President's Message

A Look Back at Session

New York’s 2016 legislative session was a mix of historic wins for New York children and families, and deeply disappointing losses. Most of the big wins came during budget, including Paid Family Leave, which will allow working families to care for newborns or ill family members without risking job loss or losing all pay, and a phased-in hike to the minimum wage, which will pull thousands of New York children and families out of poverty. Another victory for New York children achieved during budget was allocation of an additional $1.5 million for the Foster Youth College Success Initiative (bringing the total to $3 million), which will help more youth in foster care pursue higher education.

The post-budget legislative session saw another important achievement for New York families with the State’s passage of a package of bills to fight the heroin/opioid epidemic. These bills will expand treatment beds and increase program slots for those recovering from opioid use disorder. They will also extend a program of wrap-around services—which provide critical, holistic support to individuals in recovery.

These important victories threaten to be overshadowed by the losses. Once again, the State failed to pass legislation to raise the age of criminal responsibility for juvenile offenders. In fact, raising the age of criminal responsibility did not even make it onto the Governor’s list of priorities this year; With this failure, New York is left as one of only two states—along with North Carolina—to automatically treat all 16- and 17-year-olds as adults in our criminal justice system. Nor did the State advance legislation that would have increased the housing subsidy for housing-insecure families involved in the child welfare system and youth who have aged out of foster care. This legislation would also have allowed youth aged out of foster care to have roommates, and would have increased the upper age limit to 24 so that youth who age out of foster care at 21 could avail themselves of the subsidy for 3 years. The failure to enact this sensible legislation means that the housing subsidy remains at the rate set in 1988 (at $300 per month), and continues to leave former foster youth at high risk of homelessness. The opioid legislative package, while an important step forward, failed to make an investment focused on the unique and intersecting treatment, recovery and child well-being needs of pregnant and parenting opioid users and their children. This is a serious failure because with timely access to effective, family-centered treatment programs, parents are much more likely to recover, and children are much more likely to remain safe with their families. Any successful strategy to fight this epidemic must feature such programs.

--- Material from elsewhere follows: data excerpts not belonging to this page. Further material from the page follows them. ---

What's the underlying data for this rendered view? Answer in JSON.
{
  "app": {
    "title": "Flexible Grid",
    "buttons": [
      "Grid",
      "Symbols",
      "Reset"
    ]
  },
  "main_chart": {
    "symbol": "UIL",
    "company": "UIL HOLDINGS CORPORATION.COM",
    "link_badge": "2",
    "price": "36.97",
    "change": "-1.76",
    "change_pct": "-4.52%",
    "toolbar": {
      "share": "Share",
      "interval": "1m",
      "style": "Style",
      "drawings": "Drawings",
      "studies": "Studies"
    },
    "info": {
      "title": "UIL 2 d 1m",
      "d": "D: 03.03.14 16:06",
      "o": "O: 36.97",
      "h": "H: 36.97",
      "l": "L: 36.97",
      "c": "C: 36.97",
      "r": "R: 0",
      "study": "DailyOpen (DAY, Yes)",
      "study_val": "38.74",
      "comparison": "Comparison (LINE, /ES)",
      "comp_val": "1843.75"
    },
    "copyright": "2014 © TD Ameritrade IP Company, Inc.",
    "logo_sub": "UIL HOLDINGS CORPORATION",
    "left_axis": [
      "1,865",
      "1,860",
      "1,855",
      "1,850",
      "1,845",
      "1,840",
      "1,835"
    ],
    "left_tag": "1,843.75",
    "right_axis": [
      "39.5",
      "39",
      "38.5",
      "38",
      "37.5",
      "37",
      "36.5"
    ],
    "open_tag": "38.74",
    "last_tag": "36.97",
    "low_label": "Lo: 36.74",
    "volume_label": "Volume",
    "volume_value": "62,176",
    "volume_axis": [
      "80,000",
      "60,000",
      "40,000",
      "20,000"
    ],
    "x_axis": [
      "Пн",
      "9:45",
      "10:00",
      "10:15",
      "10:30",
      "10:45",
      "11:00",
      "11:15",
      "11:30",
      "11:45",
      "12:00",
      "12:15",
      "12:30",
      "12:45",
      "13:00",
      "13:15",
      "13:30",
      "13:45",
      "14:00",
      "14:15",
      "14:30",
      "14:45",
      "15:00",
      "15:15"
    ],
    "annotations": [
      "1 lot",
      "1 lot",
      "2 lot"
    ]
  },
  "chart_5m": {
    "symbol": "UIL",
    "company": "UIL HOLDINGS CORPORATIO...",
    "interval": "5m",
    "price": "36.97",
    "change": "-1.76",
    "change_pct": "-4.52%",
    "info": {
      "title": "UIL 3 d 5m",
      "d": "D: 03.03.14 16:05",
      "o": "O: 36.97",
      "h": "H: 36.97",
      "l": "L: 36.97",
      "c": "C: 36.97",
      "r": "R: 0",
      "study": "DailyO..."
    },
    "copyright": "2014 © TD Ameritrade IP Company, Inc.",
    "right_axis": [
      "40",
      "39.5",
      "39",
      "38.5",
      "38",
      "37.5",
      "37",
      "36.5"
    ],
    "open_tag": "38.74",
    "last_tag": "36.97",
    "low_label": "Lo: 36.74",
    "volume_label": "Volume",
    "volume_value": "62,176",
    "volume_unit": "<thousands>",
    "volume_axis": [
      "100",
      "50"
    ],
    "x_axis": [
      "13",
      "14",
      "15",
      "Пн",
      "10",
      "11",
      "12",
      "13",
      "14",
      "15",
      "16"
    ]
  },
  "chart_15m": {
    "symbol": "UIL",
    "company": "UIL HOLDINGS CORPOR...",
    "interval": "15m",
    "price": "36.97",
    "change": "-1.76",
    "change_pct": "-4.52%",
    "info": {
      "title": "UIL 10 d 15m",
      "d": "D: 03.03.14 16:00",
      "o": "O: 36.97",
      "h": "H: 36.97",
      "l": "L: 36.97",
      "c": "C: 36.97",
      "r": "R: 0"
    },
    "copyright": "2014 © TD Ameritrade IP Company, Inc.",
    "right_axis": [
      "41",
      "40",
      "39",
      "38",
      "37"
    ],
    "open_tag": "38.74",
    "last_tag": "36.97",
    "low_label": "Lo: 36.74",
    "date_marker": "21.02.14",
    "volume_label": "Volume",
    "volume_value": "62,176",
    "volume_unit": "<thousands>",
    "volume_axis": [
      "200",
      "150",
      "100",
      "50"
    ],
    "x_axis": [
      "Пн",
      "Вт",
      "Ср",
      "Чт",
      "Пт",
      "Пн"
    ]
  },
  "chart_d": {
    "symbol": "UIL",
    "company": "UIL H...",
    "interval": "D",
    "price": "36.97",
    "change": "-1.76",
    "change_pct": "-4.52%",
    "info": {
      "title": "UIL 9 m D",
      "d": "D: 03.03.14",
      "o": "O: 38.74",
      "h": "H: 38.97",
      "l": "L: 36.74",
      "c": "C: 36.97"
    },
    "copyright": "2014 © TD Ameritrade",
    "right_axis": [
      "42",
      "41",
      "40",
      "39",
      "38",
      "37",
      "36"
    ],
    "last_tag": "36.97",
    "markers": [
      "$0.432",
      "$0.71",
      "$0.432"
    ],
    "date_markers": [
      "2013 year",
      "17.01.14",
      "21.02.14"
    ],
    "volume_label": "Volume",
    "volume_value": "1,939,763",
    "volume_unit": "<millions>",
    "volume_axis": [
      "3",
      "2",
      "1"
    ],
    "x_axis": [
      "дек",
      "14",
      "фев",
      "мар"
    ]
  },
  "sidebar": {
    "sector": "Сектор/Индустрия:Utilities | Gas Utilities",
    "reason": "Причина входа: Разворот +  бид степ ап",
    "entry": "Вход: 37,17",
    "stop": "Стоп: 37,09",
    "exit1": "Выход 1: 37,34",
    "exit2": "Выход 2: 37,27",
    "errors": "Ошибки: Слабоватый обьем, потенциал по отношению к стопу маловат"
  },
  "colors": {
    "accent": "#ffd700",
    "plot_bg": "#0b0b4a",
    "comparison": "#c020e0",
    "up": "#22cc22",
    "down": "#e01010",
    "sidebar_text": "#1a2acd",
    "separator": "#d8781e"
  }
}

As a more general matter, the State has continued to underinvest in programs proven to help families and children thrive, and to create cost-savings for the State in the long-term. For instance, the State decreased its funding for evidenced-based home visiting as compared to last year, notwithstanding that this intervention has been proven time and again to improve outcomes for children in the areas of health, education, child welfare, and to strengthen families. What is more, these programs are cost effective and yield savings for years to come by reducing children’s need for costly health care, decreasing need for child welfare and educational interventions, and increasing family economic stability. The final budget also failed to include any new funding for child care subsidies even as the State is faced with implementing new, federally-mandated regulations under the federal Child Care and Development Block Grant (CCDBG) Act, which will likely cost at least $190 million annually. Accordingly, the budget contained no funds to improve access to child care for low-income families and inadequate funding to support implementation of the new CCDBG Act regulations. This means that thousands of New York parents will be prevented from pulling their families into economic security for lack of affordable quality child care.

Looking ahead, Schuyler Center will continue to work with our partners and friends to shine a light on the unmet needs of New York families and children, including family-oriented substance abuse treatment, family strengthening interventions, quality education and child care, and family-friendly workplace supports. It is true that the solutions to some of the problems facing New York families—like poverty, substance abuse, and poor mental health—can be complicated and not amenable to quick fixes. But, New York knows how to mitigate these problems. This State—rich in talent, expertise, and resources—could launch a groundbreaking campaign to fully invest in proven programs that would give all the State’s children a fair opportunity to thrive. All that is needed are leaders with the will and courage to make real long-term investments in New York families.